The contact email for PE closures and contacts has been updated to FSD.IM.Cole.PE@dss.mo.gov. Please begin using this email immediately to request PE closures.

 

NECESSARY ACTION:

  • Review this memorandum with appropriate staff.

 

 

 

KE/bl

IM-05 REVISION TO NON-MAGI DISABILITY VERIFICATION POLICY

FROM: KIM EVANS, DIRECTOR

SUBJECT: REVISION TO NON-MAGI DISABILITY VERIFICATION POLICY

MANUAL REVISION #
1060.005.00
1050.005.15

 

DISCUSSION:

MO HealthNet Non-MAGI disability policy was updated in the December 1973 Eligibility Requirements Manual.
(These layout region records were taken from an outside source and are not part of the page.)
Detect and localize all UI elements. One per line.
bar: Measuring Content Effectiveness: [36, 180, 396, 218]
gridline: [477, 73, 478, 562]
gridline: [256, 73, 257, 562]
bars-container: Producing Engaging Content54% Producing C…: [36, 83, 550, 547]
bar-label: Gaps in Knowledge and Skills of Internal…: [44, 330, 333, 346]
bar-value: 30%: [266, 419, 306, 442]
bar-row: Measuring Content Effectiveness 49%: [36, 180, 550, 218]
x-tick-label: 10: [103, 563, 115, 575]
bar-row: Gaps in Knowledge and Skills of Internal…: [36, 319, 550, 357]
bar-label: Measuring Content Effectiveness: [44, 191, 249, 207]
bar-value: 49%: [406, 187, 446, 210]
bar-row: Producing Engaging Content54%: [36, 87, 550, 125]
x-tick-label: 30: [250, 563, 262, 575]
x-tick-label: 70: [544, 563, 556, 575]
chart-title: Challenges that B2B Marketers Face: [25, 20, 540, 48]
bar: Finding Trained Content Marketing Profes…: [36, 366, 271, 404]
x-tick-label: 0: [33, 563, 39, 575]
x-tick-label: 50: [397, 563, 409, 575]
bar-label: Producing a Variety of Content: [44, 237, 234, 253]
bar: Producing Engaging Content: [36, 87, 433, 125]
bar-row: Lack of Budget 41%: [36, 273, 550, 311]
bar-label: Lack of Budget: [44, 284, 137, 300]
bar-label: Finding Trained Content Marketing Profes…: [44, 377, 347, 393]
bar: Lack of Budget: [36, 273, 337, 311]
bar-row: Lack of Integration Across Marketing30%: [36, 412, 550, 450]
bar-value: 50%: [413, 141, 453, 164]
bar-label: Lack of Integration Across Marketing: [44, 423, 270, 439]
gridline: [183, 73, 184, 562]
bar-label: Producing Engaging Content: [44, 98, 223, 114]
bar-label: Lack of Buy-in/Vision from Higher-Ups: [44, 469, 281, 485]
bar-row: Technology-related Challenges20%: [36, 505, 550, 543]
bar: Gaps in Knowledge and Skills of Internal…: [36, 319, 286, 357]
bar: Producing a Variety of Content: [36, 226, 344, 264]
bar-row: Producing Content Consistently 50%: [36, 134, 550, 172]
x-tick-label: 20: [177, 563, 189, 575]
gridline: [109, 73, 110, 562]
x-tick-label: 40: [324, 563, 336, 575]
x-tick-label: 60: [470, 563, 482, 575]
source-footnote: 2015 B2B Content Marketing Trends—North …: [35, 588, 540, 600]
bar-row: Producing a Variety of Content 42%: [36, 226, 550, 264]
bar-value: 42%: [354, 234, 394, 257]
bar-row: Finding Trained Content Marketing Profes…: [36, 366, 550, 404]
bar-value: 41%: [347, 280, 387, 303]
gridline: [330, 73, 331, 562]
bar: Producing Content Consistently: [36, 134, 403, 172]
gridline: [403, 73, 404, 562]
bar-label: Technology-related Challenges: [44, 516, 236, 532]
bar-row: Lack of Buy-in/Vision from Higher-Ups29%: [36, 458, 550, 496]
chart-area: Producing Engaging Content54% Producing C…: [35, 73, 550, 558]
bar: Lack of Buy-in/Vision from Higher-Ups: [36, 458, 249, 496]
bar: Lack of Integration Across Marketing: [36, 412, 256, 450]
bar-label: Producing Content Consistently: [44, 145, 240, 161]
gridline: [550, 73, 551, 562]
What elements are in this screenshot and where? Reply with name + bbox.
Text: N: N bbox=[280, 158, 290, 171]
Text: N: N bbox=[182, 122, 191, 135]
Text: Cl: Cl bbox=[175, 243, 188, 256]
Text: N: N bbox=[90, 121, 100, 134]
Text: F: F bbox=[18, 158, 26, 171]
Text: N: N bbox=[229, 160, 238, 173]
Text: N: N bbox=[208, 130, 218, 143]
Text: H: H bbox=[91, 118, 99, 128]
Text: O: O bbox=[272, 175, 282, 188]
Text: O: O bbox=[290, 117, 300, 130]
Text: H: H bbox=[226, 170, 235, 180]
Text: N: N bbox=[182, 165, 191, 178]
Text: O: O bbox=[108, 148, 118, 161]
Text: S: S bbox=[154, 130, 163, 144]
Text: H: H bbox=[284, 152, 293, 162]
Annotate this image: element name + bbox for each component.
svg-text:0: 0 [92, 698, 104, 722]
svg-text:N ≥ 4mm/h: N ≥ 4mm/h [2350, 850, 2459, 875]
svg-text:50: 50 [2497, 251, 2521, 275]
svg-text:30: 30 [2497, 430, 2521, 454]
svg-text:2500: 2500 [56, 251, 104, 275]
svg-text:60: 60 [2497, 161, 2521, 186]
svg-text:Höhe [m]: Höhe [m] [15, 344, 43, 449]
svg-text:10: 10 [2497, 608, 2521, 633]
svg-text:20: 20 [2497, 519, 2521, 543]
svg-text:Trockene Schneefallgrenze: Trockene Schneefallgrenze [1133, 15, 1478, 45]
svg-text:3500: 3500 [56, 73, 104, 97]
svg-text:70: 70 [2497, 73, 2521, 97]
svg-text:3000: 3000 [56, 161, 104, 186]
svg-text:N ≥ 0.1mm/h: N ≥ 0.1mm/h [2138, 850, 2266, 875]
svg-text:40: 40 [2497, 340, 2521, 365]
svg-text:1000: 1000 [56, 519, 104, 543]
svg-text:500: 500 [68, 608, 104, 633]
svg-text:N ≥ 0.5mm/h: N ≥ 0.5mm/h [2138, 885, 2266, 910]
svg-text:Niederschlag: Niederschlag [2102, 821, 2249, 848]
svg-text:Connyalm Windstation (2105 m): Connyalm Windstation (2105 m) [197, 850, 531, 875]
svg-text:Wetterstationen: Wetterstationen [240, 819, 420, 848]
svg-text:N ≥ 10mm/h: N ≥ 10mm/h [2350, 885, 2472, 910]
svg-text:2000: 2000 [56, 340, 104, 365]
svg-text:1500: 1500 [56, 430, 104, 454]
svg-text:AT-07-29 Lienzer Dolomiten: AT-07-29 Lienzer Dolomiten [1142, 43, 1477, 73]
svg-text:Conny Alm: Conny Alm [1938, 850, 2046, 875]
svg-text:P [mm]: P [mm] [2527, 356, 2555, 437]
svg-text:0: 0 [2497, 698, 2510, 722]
  • 1060.005.00 Verification of Disability was revised to:
    • Add that a Social Security favorable decision letter or determination can be used as proof of disability in certain circumstances.
    • Clarify that a new MRT decision is not required when a case closes and the applicant reapplies within 90 days, if the MRT decision was previously waived.
    • Update the email contact information for MRT.
    • Update FSD terminology.
  • 1060.005.15 Submitting Information on Cases Previously Reviewed by MRT was revised to:
    • Clarify that a new MRT decision is not required when a case closes and the applicant reapplies within 90 days, if the MRT decision was previously waived.
    • Update FSD terminology.

 

NECESSARY ACTION:

  • Review this memorandum with appropriate staff.
  • Staff should reference IM Resources for updated guidance Non-MAGI disability.